Sebuah tangan terjulur menggapai jarinya, memeluk erat tubuh Sakura.

"Hangat," pikir Sakura saat merasakan tubuhnya dipeluk seseorang, "kau siapa?"

Pemuda yang mungkin berusia sekitar delapan belas tahun itu tak menjawab apa-apa. Manik kecoklatan miliknya malah menatap ke atas, "kau berasal dari gerbang yang mana?"

Melihat Sakura yang kelihatannya tak bisa menjawab pertanyaannya. Pemuda itu tersenyum tipis pada Sakura. "Tidurlah, anggap saja kau sedang bermimpi. Walau tempat ini tak sama dengan itu, namun kita lebih baik pergi dulu dari tempat ini," ujarnya sembari mengusapkan telapak tangannya pada mata Sakura membuat emerald milik gadis musim semi ini turun dengan perlahan.

Keduanya pun menghilang dalam sebuah bayang terang. Meninggalkan warna bak pelangi di sebuah tempat tak bernama.

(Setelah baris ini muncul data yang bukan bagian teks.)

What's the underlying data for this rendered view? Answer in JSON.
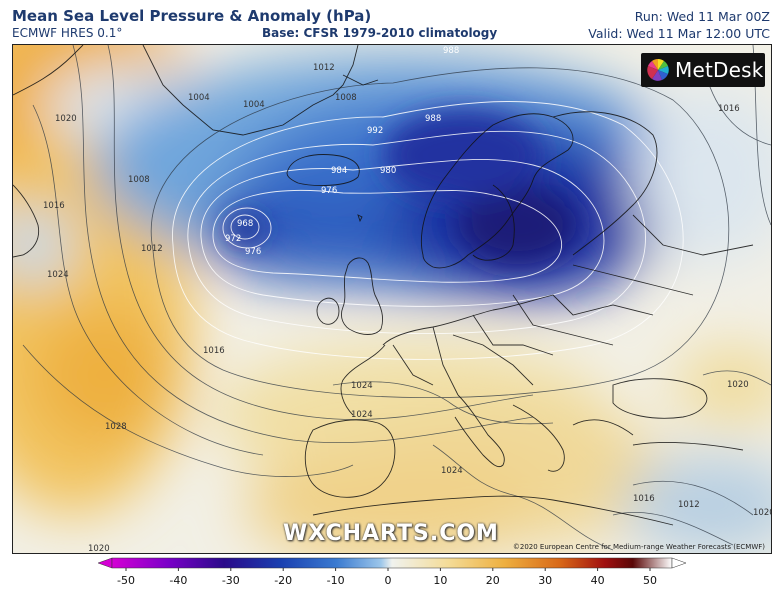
{
  "header": {
    "title": "Mean Sea Level Pressure & Anomaly (hPa)",
    "model": "ECMWF HRES 0.1°",
    "base": "Base: CFSR 1979-2010 climatology",
    "run": "Run: Wed 11 Mar 00Z",
    "valid": "Valid: Wed 11 Mar 12:00 UTC"
  },
  "logo_text": "MetDesk",
  "watermark": "WXCHARTS.COM",
  "credit": "©2020 European Centre for Medium-range Weather Forecasts (ECMWF)",
  "isobar_labels": [
    "1020",
    "1016",
    "1012",
    "1008",
    "1004",
    "1004",
    "1008",
    "1012",
    "988",
    "992",
    "988",
    "984",
    "980",
    "976",
    "968",
    "972",
    "976",
    "1024",
    "1016",
    "1024",
    "1028",
    "1024",
    "1024",
    "1020",
    "1020",
    "1016",
    "1012",
    "1016",
    "1020"
  ],
  "colorbar": {
    "ticks": [
      "-50",
      "-40",
      "-30",
      "-20",
      "-10",
      "0",
      "10",
      "20",
      "30",
      "40",
      "50"
    ],
    "colors": [
      "#d400d4",
      "#7a00c8",
      "#2a0a8a",
      "#1a3fb0",
      "#3a7ad0",
      "#9cc6ea",
      "#f0f2ee",
      "#f4dc98",
      "#eeb040",
      "#d86818",
      "#a01010",
      "#5a0808",
      "#ffffff"
    ]
  }
}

"Apa maksudnya? Sebenarnya tempat apa ini? Dan kau siapa?"

.

.

.

Sebuah geliat kecil dari sosok gadis yang tengah tertidur. Dengan mata yang masih belum terbuka dengan sempurna ia melepas selimut yang berada di tubuhnya. "Kaa-san … ini jam berapa?" tanyanya lalu turun dari tempat tidur, namun langkahnya terhenti karena menabrak seseorang di jalur langkahnya.

"Kau sudah bangun?"

Mata bermanik emerald itu perlahan mengerjap menelisik suara siapa yang barusan berkumandang terlalu dekat di telinganya. "Kau yang di dalam mimpi tadi bukan?" tanyanya saat melihat seorang pemuda dengan rambut merah dan sebuah mata bermanik coklat yang menatapnya dalam tak berbicara dengan wajah tanpa ekpresi layaknya sebuah boneka yang sering dilihatnya di sebuah etalase toko boneka. Apa lagi dengan sebuah hakama layaknya boneka jepang.

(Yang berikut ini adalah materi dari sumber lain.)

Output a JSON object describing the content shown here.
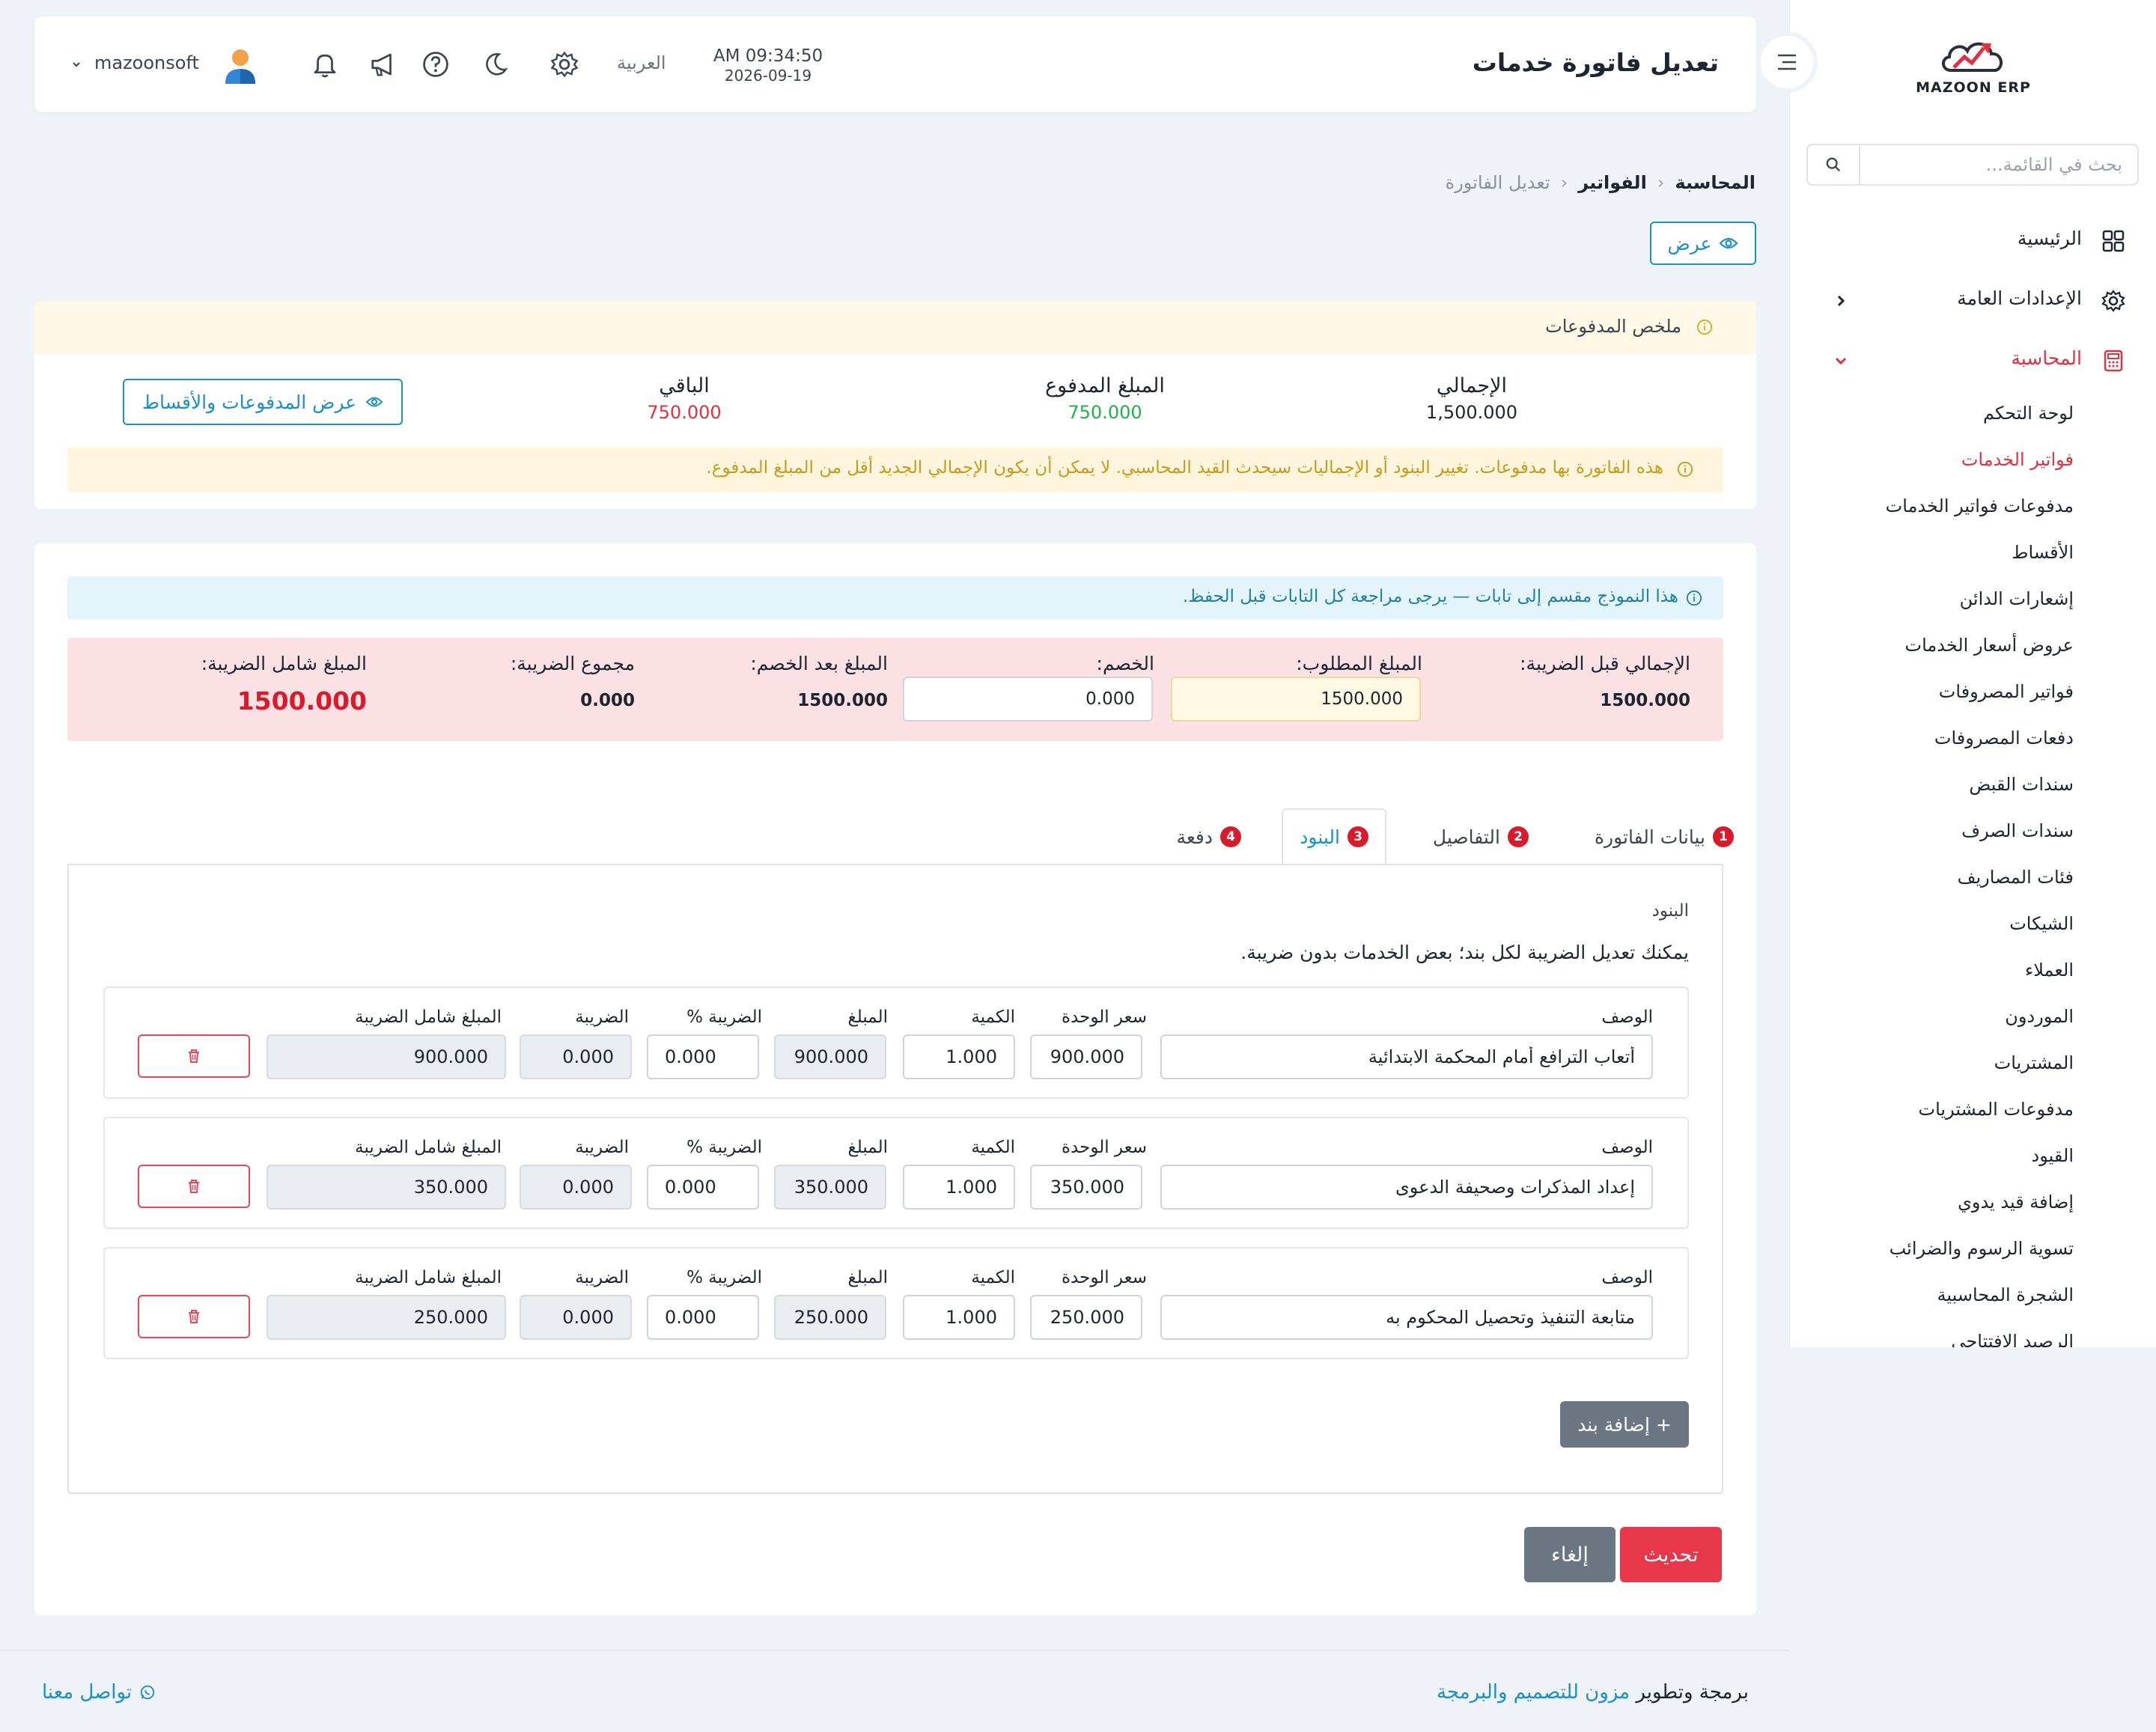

"Ini dimana? Aku harus pulang orang tuaku pasti khawatir." Sakura yang baru saja berhasil mengumpulkanya nyawanya langsung berlari keluar mencoba mengenyahkan pikirannya pada pemuda aneh berpakaian lucu itu. Padahal di rumah tapi menggunakan pakaian tradisional begitu.

Namun langkah Sakura terhenti saat mendapati di depan rumah bukan sebuah jalan raya tempatnya berpijak semula namun jejeran rumah berpagar semen padat dan sebuah jalan kecil yang sangat lengang.

"Jangan bercanda … semua ini pasti bohong kan? Ini cuma mimpi kan? Aku mau pulang. Pulang," racaunya tak jelas saat tak percaya melihat pemandangan tak biasa. Tak ada lagi jalanan ramai dan gedung bertingkat, tak ada sekumpulan orang yang bermain di malam seperti biasa dilihatnya di kota.

"Itu mustahil kau tak akan bisa pulang sekarang." Pemuda itu berujar singkat melihat Sakura dengan pandangan yang tak bisa diartikan.

"Apa maksudmu. Jangan bercanda adik kecil." Sakura menggigit bibirnya keras, mencoba menahan tangis saat apa yang mungkin dikatakan pemuda berwajah anak-anak—walau masih lebih tinggi dari Sakura— itu benar.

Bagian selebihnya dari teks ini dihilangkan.